El politólogo no avisó de este trabajo —que nunca vio la luz— hasta que el caso se hizo público, violando así la ley de compatibilidad de la Universidad Complutense de Madrid. Una actuación que constituye un hábito en él: tan sólo da explicaciones cuando no le queda más remedio. Así lo hizo con su declaración de la renta y así lo ha vuelto a hacer con sus problemas docentes.
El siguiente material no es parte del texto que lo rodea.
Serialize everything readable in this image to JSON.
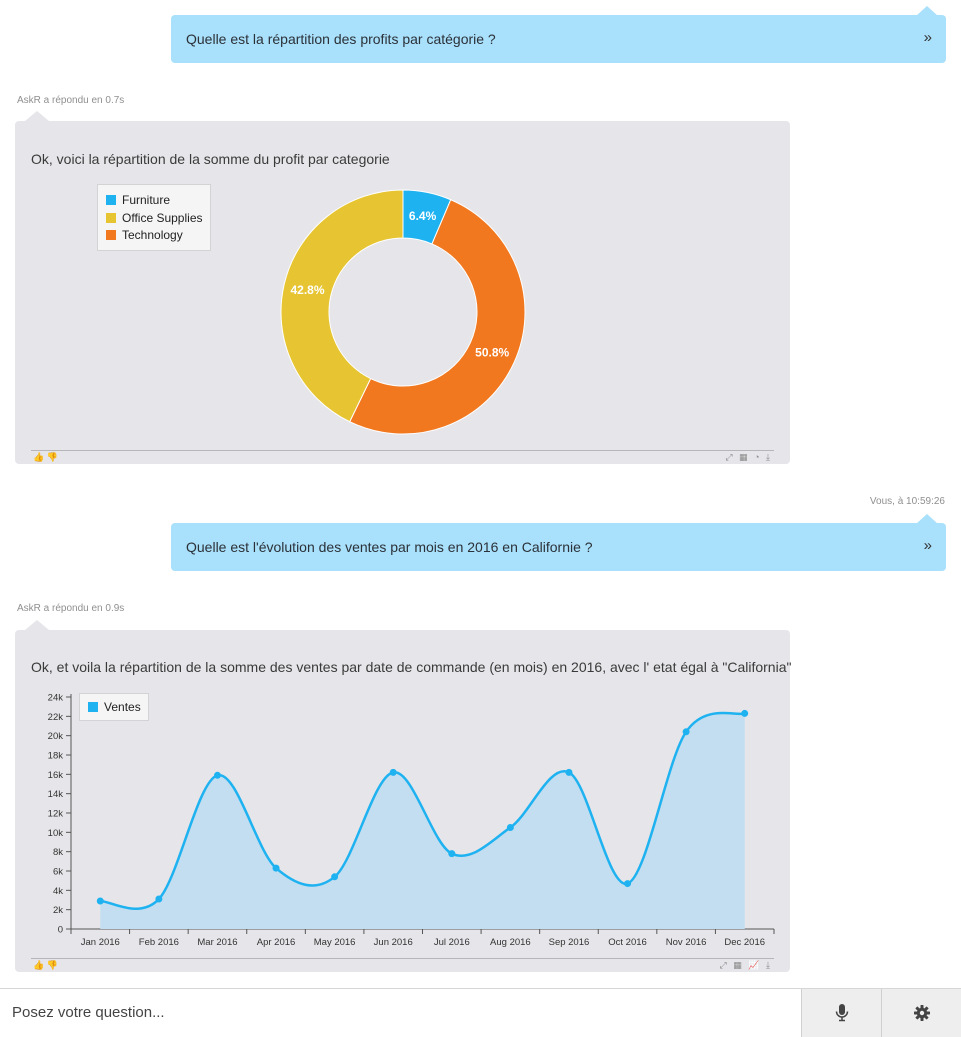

Un hombre acostumbrado a pontificar con sus palabras y, después, a hacer todo lo contrario. Monedero es una figura indispensable para entender la casta universitaria que controla Podemos. Paradójicamente, y a pesar de ser la base de la formación morada, el contexto universitario ha propiciado varios escándalos en el partido dirigido por Pablo Iglesias. Al caso del ínclito Monedero hay que sumar los 17.000 euros que Bescansa cobró de la Complutense por asesorar a Podemos o la beca en la Universidad de Málaga de Íñigo Errejón, que ingresó 1.800 euros al mes durante un año por no ir a trabajar. Hechos que, una vez más, definen tanto a Podemos como a las personas que, dentro o fuera del partido, mueven sus hilos.